Judge David Evans ordered Plepi to repay a total of £2,946.88 within three months or serve a further 28 days in prison.

He was one of three men who were jailed for a total of almost 20 years.

The drugs involved were brought from Wolverhampton by him and handed over to two Devon based dealers inside a duvet, which was transferred from one car to another. They were bulked out with the mixing agent creatine when police raided a flat in Exeter in November 2016.

Officers also found ecstasy, amphetamines and cannabis which had been brought down on the previous 15 drug runs.

The street value of each delivery is estimated at almost £150,000, meaning the total value of the operation could have been close to £2.4 million.

Plepi was tracked as he made the final handover after parking boot to boot in Exeter with fellow gang member Thomas Karaaslan and transferring the cocaine wrapped in a duvet.

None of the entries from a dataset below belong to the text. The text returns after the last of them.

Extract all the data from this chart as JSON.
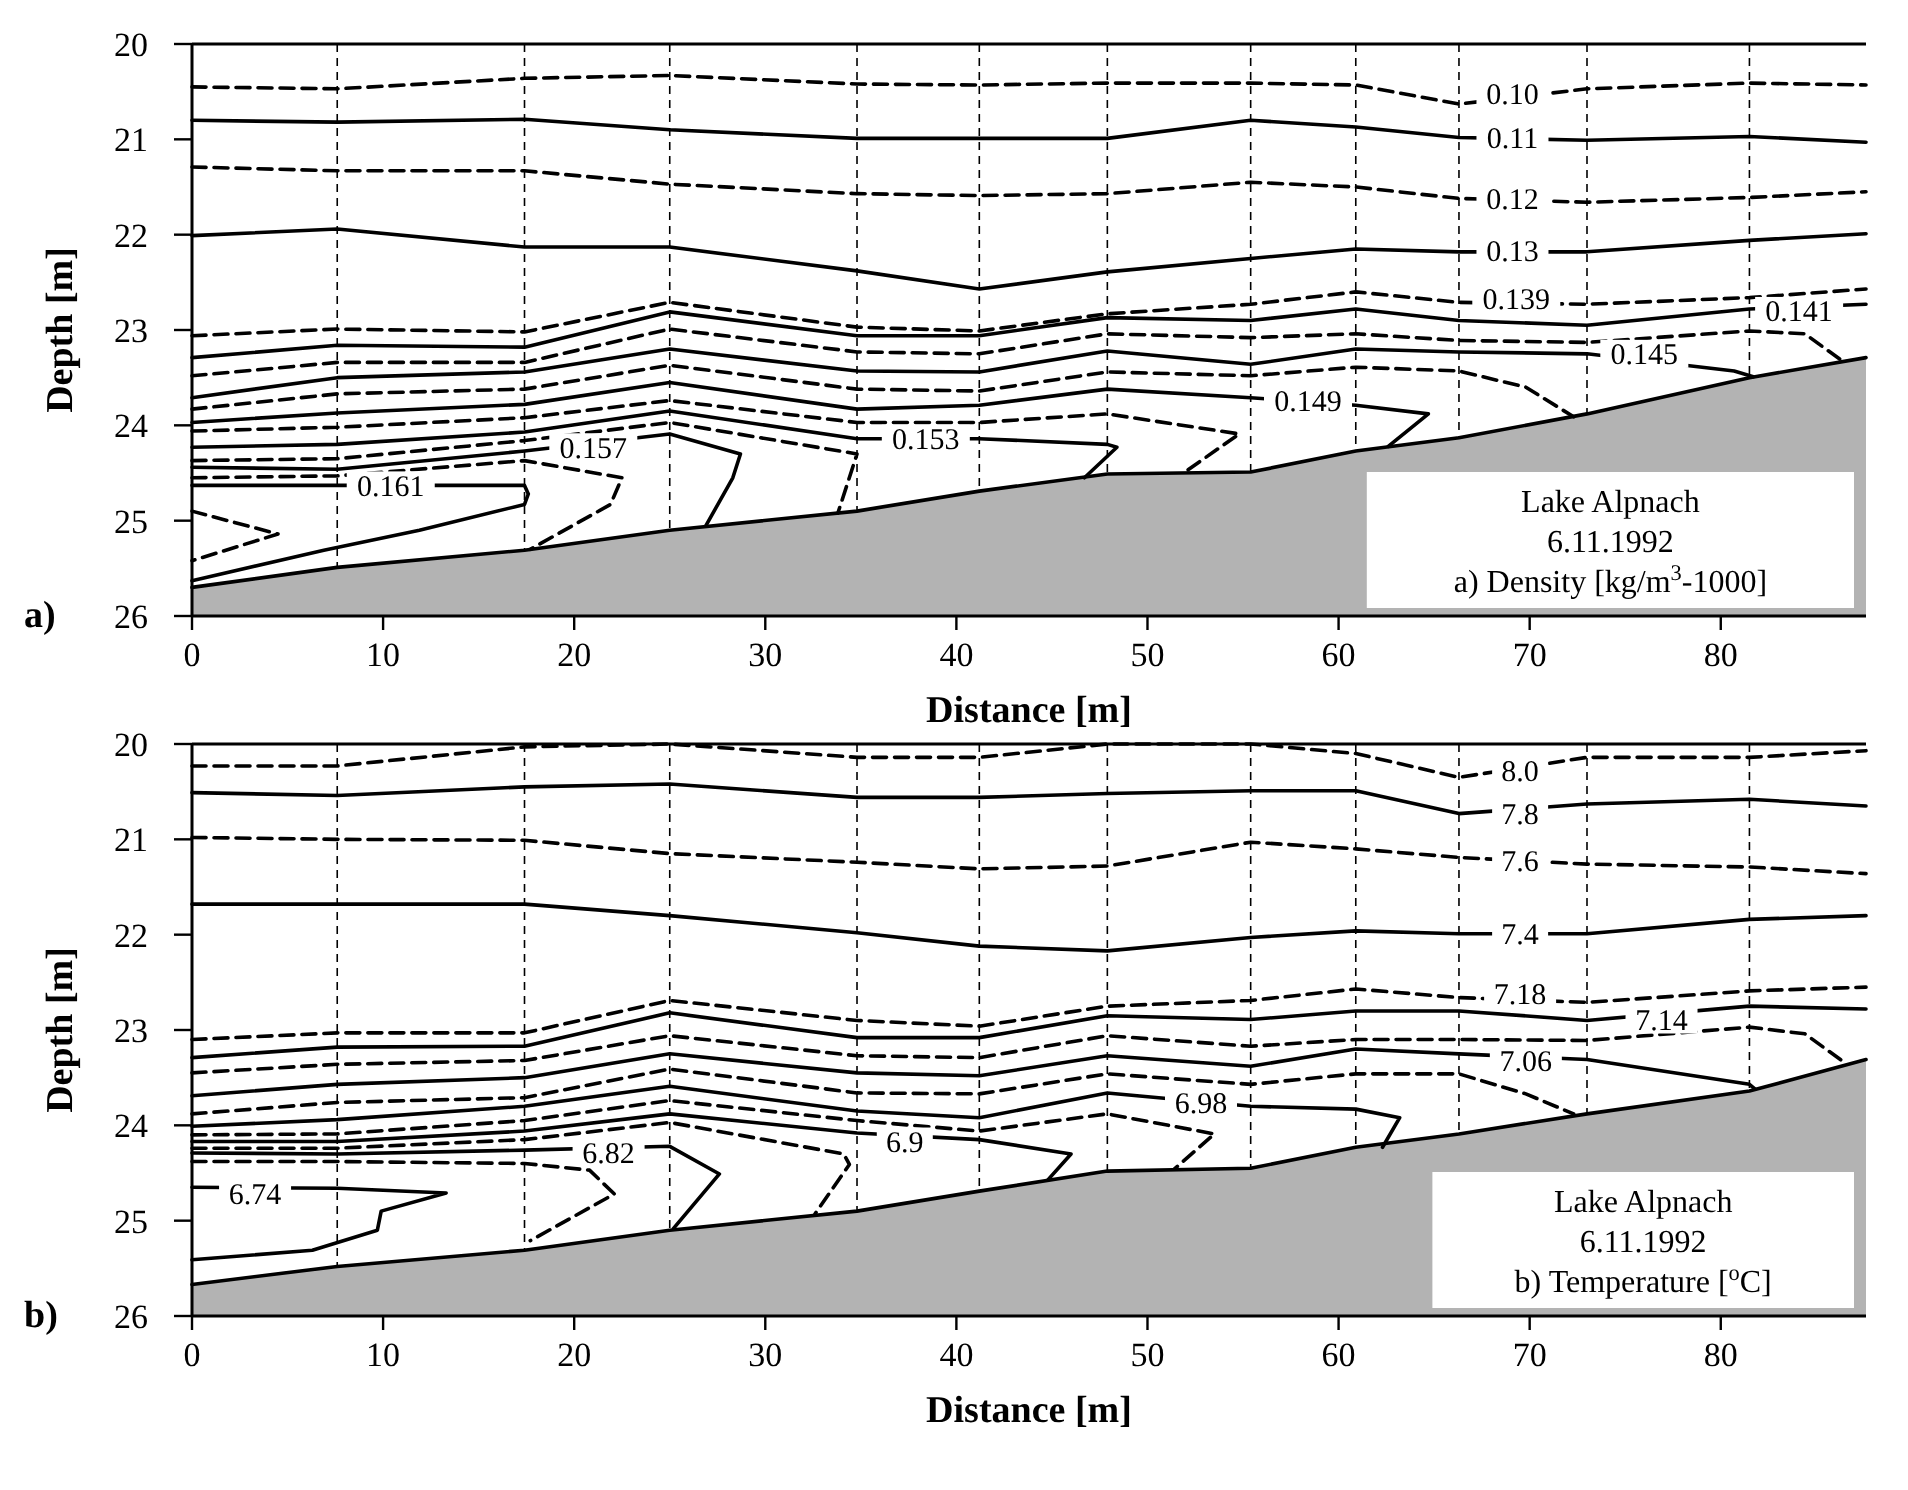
{
  "chart_data": [
    {
      "type": "line",
      "title": "a)",
      "xlabel": "Distance [m]",
      "ylabel": "Depth [m]",
      "xlim": [
        0,
        87.6
      ],
      "xticks": [
        0,
        10,
        20,
        30,
        40,
        50,
        60,
        70,
        80
      ],
      "ylim": [
        26,
        20
      ],
      "yticks": [
        20,
        21,
        22,
        23,
        24,
        25,
        26
      ],
      "ref_lines": [
        {
          "axis": "x",
          "value": 7.6,
          "line_style": "dashed",
          "color": "#000000"
        },
        {
          "axis": "x",
          "value": 17.4,
          "line_style": "dashed",
          "color": "#000000"
        },
        {
          "axis": "x",
          "value": 25,
          "line_style": "dashed",
          "color": "#000000"
        },
        {
          "axis": "x",
          "value": 34.8,
          "line_style": "dashed",
          "color": "#000000"
        },
        {
          "axis": "x",
          "value": 41.2,
          "line_style": "dashed",
          "color": "#000000"
        },
        {
          "axis": "x",
          "value": 47.9,
          "line_style": "dashed",
          "color": "#000000"
        },
        {
          "axis": "x",
          "value": 55.4,
          "line_style": "dashed",
          "color": "#000000"
        },
        {
          "axis": "x",
          "value": 60.9,
          "line_style": "dashed",
          "color": "#000000"
        },
        {
          "axis": "x",
          "value": 66.3,
          "line_style": "dashed",
          "color": "#000000"
        },
        {
          "axis": "x",
          "value": 73,
          "line_style": "dashed",
          "color": "#000000"
        },
        {
          "axis": "x",
          "value": 81.5,
          "line_style": "dashed",
          "color": "#000000"
        }
      ],
      "series": [
        {
          "color": "#000000",
          "line_style": "solid",
          "x": [
            0,
            7.6,
            17.4,
            25,
            34.8,
            41.2,
            47.9,
            55.4,
            60.9,
            66.3,
            73,
            81.5,
            87.6
          ],
          "values": [
            25.7,
            25.49,
            25.31,
            25.1,
            24.9,
            24.69,
            24.51,
            24.49,
            24.27,
            24.13,
            23.88,
            23.5,
            23.29
          ],
          "lower": [
            25.7,
            25.49,
            25.31,
            25.1,
            24.9,
            24.69,
            24.51,
            24.49,
            24.27,
            24.13,
            23.88,
            23.5,
            23.29
          ],
          "upper": [
            26,
            26,
            26,
            26,
            26,
            26,
            26,
            26,
            26,
            26,
            26,
            26,
            26
          ]
        },
        {
          "color": "#000000",
          "line_style": "dashed",
          "x": [
            0,
            7.6,
            17.4,
            25,
            34.8,
            41.2,
            47.9,
            55.4,
            60.9,
            66.3,
            73,
            81.5,
            87.6
          ],
          "values": [
            20.45,
            20.47,
            20.36,
            20.33,
            20.42,
            20.43,
            20.41,
            20.41,
            20.43,
            20.63,
            20.47,
            20.41,
            20.43
          ]
        },
        {
          "color": "#000000",
          "line_style": "solid",
          "x": [
            0,
            7.6,
            17.4,
            25,
            34.8,
            41.2,
            47.9,
            55.4,
            60.9,
            66.3,
            73,
            81.5,
            87.6
          ],
          "values": [
            20.8,
            20.82,
            20.79,
            20.9,
            20.99,
            20.99,
            20.99,
            20.8,
            20.87,
            20.98,
            21.01,
            20.97,
            21.03
          ]
        },
        {
          "color": "#000000",
          "line_style": "dashed",
          "x": [
            0,
            7.6,
            17.4,
            25,
            34.8,
            41.2,
            47.9,
            55.4,
            60.9,
            66.3,
            73,
            81.5,
            87.6
          ],
          "values": [
            21.29,
            21.33,
            21.33,
            21.47,
            21.57,
            21.59,
            21.57,
            21.45,
            21.5,
            21.62,
            21.66,
            21.61,
            21.55
          ]
        },
        {
          "color": "#000000",
          "line_style": "solid",
          "x": [
            0,
            7.6,
            17.4,
            25,
            34.8,
            41.2,
            47.9,
            55.4,
            60.9,
            66.3,
            73,
            81.5,
            87.6
          ],
          "values": [
            22.01,
            21.94,
            22.13,
            22.13,
            22.38,
            22.57,
            22.39,
            22.25,
            22.15,
            22.18,
            22.18,
            22.06,
            21.99
          ]
        },
        {
          "color": "#000000",
          "line_style": "dashed",
          "x": [
            0,
            7.6,
            17.4,
            25,
            34.8,
            41.2,
            47.9,
            55.4,
            60.9,
            66.3,
            73,
            81.5,
            87.6
          ],
          "values": [
            23.06,
            22.99,
            23.02,
            22.71,
            22.97,
            23.01,
            22.83,
            22.73,
            22.6,
            22.71,
            22.73,
            22.66,
            22.57
          ]
        },
        {
          "color": "#000000",
          "line_style": "solid",
          "x": [
            0,
            7.6,
            17.4,
            25,
            34.8,
            41.2,
            47.9,
            55.4,
            60.9,
            66.3,
            73,
            81.5,
            87.6
          ],
          "values": [
            23.29,
            23.16,
            23.18,
            22.81,
            23.06,
            23.06,
            22.87,
            22.9,
            22.78,
            22.9,
            22.95,
            22.78,
            22.73
          ]
        },
        {
          "color": "#000000",
          "line_style": "dashed",
          "x": [
            0,
            7.6,
            17.4,
            25,
            34.8,
            41.2,
            47.9,
            55.4,
            60.9,
            66.3,
            73,
            81.5,
            84.4,
            86.4
          ],
          "values": [
            23.48,
            23.34,
            23.34,
            22.99,
            23.23,
            23.25,
            23.04,
            23.08,
            23.04,
            23.11,
            23.13,
            23.01,
            23.04,
            23.33
          ]
        },
        {
          "color": "#000000",
          "line_style": "solid",
          "x": [
            0,
            7.6,
            17.4,
            25,
            34.8,
            41.2,
            47.9,
            55.4,
            60.9,
            66.3,
            73,
            80.7,
            81.7
          ],
          "values": [
            23.71,
            23.5,
            23.44,
            23.2,
            23.43,
            23.44,
            23.22,
            23.36,
            23.2,
            23.23,
            23.25,
            23.43,
            23.49
          ]
        },
        {
          "color": "#000000",
          "line_style": "dashed",
          "x": [
            0,
            7.6,
            17.4,
            25,
            34.8,
            41.2,
            47.9,
            55.4,
            60.9,
            66.3,
            69.8,
            72.3
          ],
          "values": [
            23.83,
            23.67,
            23.62,
            23.37,
            23.62,
            23.64,
            23.44,
            23.48,
            23.39,
            23.43,
            23.6,
            23.91
          ]
        },
        {
          "color": "#000000",
          "line_style": "solid",
          "x": [
            0,
            7.6,
            17.4,
            25,
            34.8,
            41.2,
            47.9,
            55.4,
            60.9,
            64.7,
            62.6
          ],
          "values": [
            23.97,
            23.87,
            23.78,
            23.55,
            23.83,
            23.79,
            23.62,
            23.71,
            23.79,
            23.88,
            24.22
          ]
        },
        {
          "color": "#000000",
          "line_style": "dashed",
          "x": [
            0,
            7.6,
            17.4,
            25,
            34.8,
            41.2,
            47.9,
            54.8,
            52.1
          ],
          "values": [
            24.06,
            24.02,
            23.92,
            23.74,
            23.97,
            23.97,
            23.88,
            24.09,
            24.47
          ]
        },
        {
          "color": "#000000",
          "line_style": "solid",
          "x": [
            0,
            7.6,
            17.4,
            25,
            34.8,
            41.2,
            47.9,
            48.4,
            46.7
          ],
          "values": [
            24.23,
            24.2,
            24.07,
            23.85,
            24.14,
            24.14,
            24.2,
            24.23,
            24.55
          ]
        },
        {
          "color": "#000000",
          "line_style": "dashed",
          "x": [
            0,
            7.6,
            17.4,
            25,
            34.8,
            33.8
          ],
          "values": [
            24.37,
            24.35,
            24.16,
            23.97,
            24.3,
            24.92
          ]
        },
        {
          "color": "#000000",
          "line_style": "solid",
          "x": [
            0,
            7.6,
            17.4,
            25,
            28.7,
            28.3,
            26.9
          ],
          "values": [
            24.44,
            24.46,
            24.27,
            24.09,
            24.3,
            24.55,
            25.05
          ]
        },
        {
          "color": "#000000",
          "line_style": "dashed",
          "x": [
            0,
            7.6,
            17.4,
            22.5,
            21.9,
            17.7
          ],
          "values": [
            24.55,
            24.53,
            24.37,
            24.55,
            24.83,
            25.3
          ]
        },
        {
          "color": "#000000",
          "line_style": "solid",
          "x": [
            0,
            7.6,
            17.4,
            17.6,
            17.4,
            11.9,
            6.9,
            0
          ],
          "values": [
            24.63,
            24.63,
            24.63,
            24.72,
            24.83,
            25.1,
            25.31,
            25.63
          ]
        },
        {
          "color": "#000000",
          "line_style": "dashed",
          "x": [
            0,
            4.5,
            0
          ],
          "values": [
            24.9,
            25.14,
            25.42
          ]
        }
      ],
      "annotations": [
        {
          "text": "0.10",
          "x": 69.1,
          "y": 20.52
        },
        {
          "text": "0.11",
          "x": 69.1,
          "y": 20.98
        },
        {
          "text": "0.12",
          "x": 69.1,
          "y": 21.62
        },
        {
          "text": "0.13",
          "x": 69.1,
          "y": 22.17
        },
        {
          "text": "0.139",
          "x": 69.3,
          "y": 22.67
        },
        {
          "text": "0.141",
          "x": 84.1,
          "y": 22.8
        },
        {
          "text": "0.145",
          "x": 76.0,
          "y": 23.25
        },
        {
          "text": "0.149",
          "x": 58.4,
          "y": 23.74
        },
        {
          "text": "0.153",
          "x": 38.4,
          "y": 24.14
        },
        {
          "text": "0.157",
          "x": 21.0,
          "y": 24.23
        },
        {
          "text": "0.161",
          "x": 10.4,
          "y": 24.63
        },
        "Lake Alpnach",
        "6.11.1992",
        "a) Density [kg/m$^{3}$-1000]"
      ]
    },
    {
      "type": "line",
      "title": "b)",
      "xlabel": "Distance [m]",
      "ylabel": "Depth [m]",
      "xlim": [
        0,
        87.6
      ],
      "xticks": [
        0,
        10,
        20,
        30,
        40,
        50,
        60,
        70,
        80
      ],
      "ylim": [
        26,
        20
      ],
      "yticks": [
        20,
        21,
        22,
        23,
        24,
        25,
        26
      ],
      "ref_lines": [
        {
          "axis": "x",
          "value": 7.6,
          "line_style": "dashed",
          "color": "#000000"
        },
        {
          "axis": "x",
          "value": 17.4,
          "line_style": "dashed",
          "color": "#000000"
        },
        {
          "axis": "x",
          "value": 25,
          "line_style": "dashed",
          "color": "#000000"
        },
        {
          "axis": "x",
          "value": 34.8,
          "line_style": "dashed",
          "color": "#000000"
        },
        {
          "axis": "x",
          "value": 41.2,
          "line_style": "dashed",
          "color": "#000000"
        },
        {
          "axis": "x",
          "value": 47.9,
          "line_style": "dashed",
          "color": "#000000"
        },
        {
          "axis": "x",
          "value": 55.4,
          "line_style": "dashed",
          "color": "#000000"
        },
        {
          "axis": "x",
          "value": 60.9,
          "line_style": "dashed",
          "color": "#000000"
        },
        {
          "axis": "x",
          "value": 66.3,
          "line_style": "dashed",
          "color": "#000000"
        },
        {
          "axis": "x",
          "value": 73,
          "line_style": "dashed",
          "color": "#000000"
        },
        {
          "axis": "x",
          "value": 81.5,
          "line_style": "dashed",
          "color": "#000000"
        }
      ],
      "series": [
        {
          "color": "#000000",
          "line_style": "solid",
          "x": [
            0,
            7.6,
            17.4,
            25,
            34.8,
            41.2,
            47.9,
            55.4,
            60.9,
            66.3,
            73,
            81.5,
            87.6
          ],
          "values": [
            25.67,
            25.48,
            25.31,
            25.1,
            24.9,
            24.69,
            24.48,
            24.45,
            24.23,
            24.09,
            23.88,
            23.64,
            23.31
          ],
          "lower": [
            25.67,
            25.48,
            25.31,
            25.1,
            24.9,
            24.69,
            24.48,
            24.45,
            24.23,
            24.09,
            23.88,
            23.64,
            23.31
          ],
          "upper": [
            26,
            26,
            26,
            26,
            26,
            26,
            26,
            26,
            26,
            26,
            26,
            26,
            26
          ]
        },
        {
          "color": "#000000",
          "line_style": "dashed",
          "x": [
            0,
            7.6,
            17.4,
            25,
            34.8,
            41.2,
            47.9,
            55.4,
            60.9,
            66.3,
            73,
            81.5,
            87.6
          ],
          "values": [
            20.23,
            20.23,
            20.03,
            20.0,
            20.14,
            20.14,
            20.0,
            20.0,
            20.1,
            20.35,
            20.14,
            20.14,
            20.07
          ]
        },
        {
          "color": "#000000",
          "line_style": "solid",
          "x": [
            0,
            7.6,
            17.4,
            25,
            34.8,
            41.2,
            47.9,
            55.4,
            60.9,
            66.3,
            73,
            81.5,
            87.6
          ],
          "values": [
            20.51,
            20.54,
            20.45,
            20.42,
            20.56,
            20.56,
            20.52,
            20.49,
            20.49,
            20.73,
            20.63,
            20.58,
            20.65
          ]
        },
        {
          "color": "#000000",
          "line_style": "dashed",
          "x": [
            0,
            7.6,
            17.4,
            25,
            34.8,
            41.2,
            47.9,
            55.4,
            60.9,
            66.3,
            73,
            81.5,
            87.6
          ],
          "values": [
            20.98,
            21.0,
            21.01,
            21.15,
            21.24,
            21.31,
            21.28,
            21.03,
            21.1,
            21.19,
            21.26,
            21.29,
            21.36
          ]
        },
        {
          "color": "#000000",
          "line_style": "solid",
          "x": [
            0,
            7.6,
            17.4,
            25,
            34.8,
            41.2,
            47.9,
            55.4,
            60.9,
            66.3,
            73,
            81.5,
            87.6
          ],
          "values": [
            21.68,
            21.68,
            21.68,
            21.8,
            21.98,
            22.12,
            22.17,
            22.03,
            21.96,
            21.99,
            21.99,
            21.84,
            21.8
          ]
        },
        {
          "color": "#000000",
          "line_style": "dashed",
          "x": [
            0,
            7.6,
            17.4,
            25,
            34.8,
            41.2,
            47.9,
            55.4,
            60.9,
            66.3,
            73,
            81.5,
            87.6
          ],
          "values": [
            23.1,
            23.03,
            23.03,
            22.69,
            22.9,
            22.96,
            22.75,
            22.69,
            22.57,
            22.66,
            22.71,
            22.59,
            22.55
          ]
        },
        {
          "color": "#000000",
          "line_style": "solid",
          "x": [
            0,
            7.6,
            17.4,
            25,
            34.8,
            41.2,
            47.9,
            55.4,
            60.9,
            66.3,
            73,
            81.5,
            87.6
          ],
          "values": [
            23.29,
            23.18,
            23.17,
            22.82,
            23.08,
            23.08,
            22.85,
            22.89,
            22.8,
            22.8,
            22.9,
            22.75,
            22.78
          ]
        },
        {
          "color": "#000000",
          "line_style": "dashed",
          "x": [
            0,
            7.6,
            17.4,
            25,
            34.8,
            41.2,
            47.9,
            55.4,
            60.9,
            66.3,
            73,
            81.5,
            84.4,
            86.4
          ],
          "values": [
            23.45,
            23.36,
            23.32,
            23.06,
            23.27,
            23.29,
            23.06,
            23.17,
            23.1,
            23.1,
            23.11,
            22.97,
            23.04,
            23.33
          ]
        },
        {
          "color": "#000000",
          "line_style": "solid",
          "x": [
            0,
            7.6,
            17.4,
            25,
            34.8,
            41.2,
            47.9,
            55.4,
            60.9,
            66.3,
            73,
            81.5,
            81.8
          ],
          "values": [
            23.69,
            23.57,
            23.5,
            23.25,
            23.45,
            23.48,
            23.27,
            23.38,
            23.2,
            23.25,
            23.31,
            23.57,
            23.62
          ]
        },
        {
          "color": "#000000",
          "line_style": "dashed",
          "x": [
            0,
            7.6,
            17.4,
            25,
            34.8,
            41.2,
            47.9,
            55.4,
            60.9,
            66.3,
            69.8,
            72.3
          ],
          "values": [
            23.88,
            23.76,
            23.71,
            23.41,
            23.66,
            23.67,
            23.46,
            23.57,
            23.46,
            23.46,
            23.67,
            23.88
          ]
        },
        {
          "color": "#000000",
          "line_style": "solid",
          "x": [
            0,
            7.6,
            17.4,
            25,
            34.8,
            41.2,
            47.9,
            55.4,
            60.9,
            63.2,
            62.3
          ],
          "values": [
            24.01,
            23.94,
            23.8,
            23.59,
            23.85,
            23.92,
            23.66,
            23.8,
            23.83,
            23.92,
            24.23
          ]
        },
        {
          "color": "#000000",
          "line_style": "dashed",
          "x": [
            0,
            7.6,
            17.4,
            25,
            34.8,
            41.2,
            47.9,
            53.5,
            51.4
          ],
          "values": [
            24.1,
            24.09,
            23.95,
            23.74,
            23.95,
            24.06,
            23.88,
            24.09,
            24.46
          ]
        },
        {
          "color": "#000000",
          "line_style": "solid",
          "x": [
            0,
            7.6,
            17.4,
            25,
            34.8,
            41.2,
            46.0,
            44.8
          ],
          "values": [
            24.17,
            24.17,
            24.06,
            23.88,
            24.08,
            24.15,
            24.3,
            24.57
          ]
        },
        {
          "color": "#000000",
          "line_style": "dashed",
          "x": [
            0,
            7.6,
            17.4,
            25,
            34.1,
            34.4,
            32.6
          ],
          "values": [
            24.24,
            24.24,
            24.15,
            23.97,
            24.3,
            24.41,
            24.93
          ]
        },
        {
          "color": "#000000",
          "line_style": "solid",
          "x": [
            0,
            7.6,
            17.4,
            25,
            27.6,
            25.2
          ],
          "values": [
            24.29,
            24.3,
            24.26,
            24.22,
            24.51,
            25.08
          ]
        },
        {
          "color": "#000000",
          "line_style": "dashed",
          "x": [
            0,
            7.6,
            17.4,
            20.8,
            22.1,
            17.7
          ],
          "values": [
            24.38,
            24.38,
            24.4,
            24.47,
            24.72,
            25.21
          ]
        },
        {
          "color": "#000000",
          "line_style": "solid",
          "x": [
            0,
            7.6,
            13.3,
            9.9,
            9.7,
            6.3,
            0
          ],
          "values": [
            24.65,
            24.66,
            24.71,
            24.9,
            25.1,
            25.31,
            25.41
          ]
        }
      ],
      "annotations": [
        {
          "text": "8.0",
          "x": 69.5,
          "y": 20.28
        },
        {
          "text": "7.8",
          "x": 69.5,
          "y": 20.73
        },
        {
          "text": "7.6",
          "x": 69.5,
          "y": 21.22
        },
        {
          "text": "7.4",
          "x": 69.5,
          "y": 21.99
        },
        {
          "text": "7.18",
          "x": 69.5,
          "y": 22.62
        },
        {
          "text": "7.14",
          "x": 76.9,
          "y": 22.89
        },
        {
          "text": "7.06",
          "x": 69.8,
          "y": 23.32
        },
        {
          "text": "6.98",
          "x": 52.8,
          "y": 23.76
        },
        {
          "text": "6.9",
          "x": 37.3,
          "y": 24.17
        },
        {
          "text": "6.82",
          "x": 21.8,
          "y": 24.28
        },
        {
          "text": "6.74",
          "x": 3.3,
          "y": 24.72
        },
        "Lake Alpnach",
        "6.11.1992",
        "b) Temperature [$^{o}$C]"
      ]
    }
  ]
}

At the earlier hearing defence counsel Mr Martin Husayin said Plepi got into debt after suffering from cancer and was being paid just £100 to bring the drugs to Devon.

He did not enjoy a lavish lifestyle and was still working as a metal worker in Walsall at the same time as he was doing the drugs runs.

He said: "We are not dealing with a professional overseas criminal. He got into serious crime for the first time in his life."

The leader of the Exeter end of the gang, Cagdas Demir, was jailed for seven years, eight months, while another gang member Thomas Karaaslan, of Tiverton, was jailed for six years.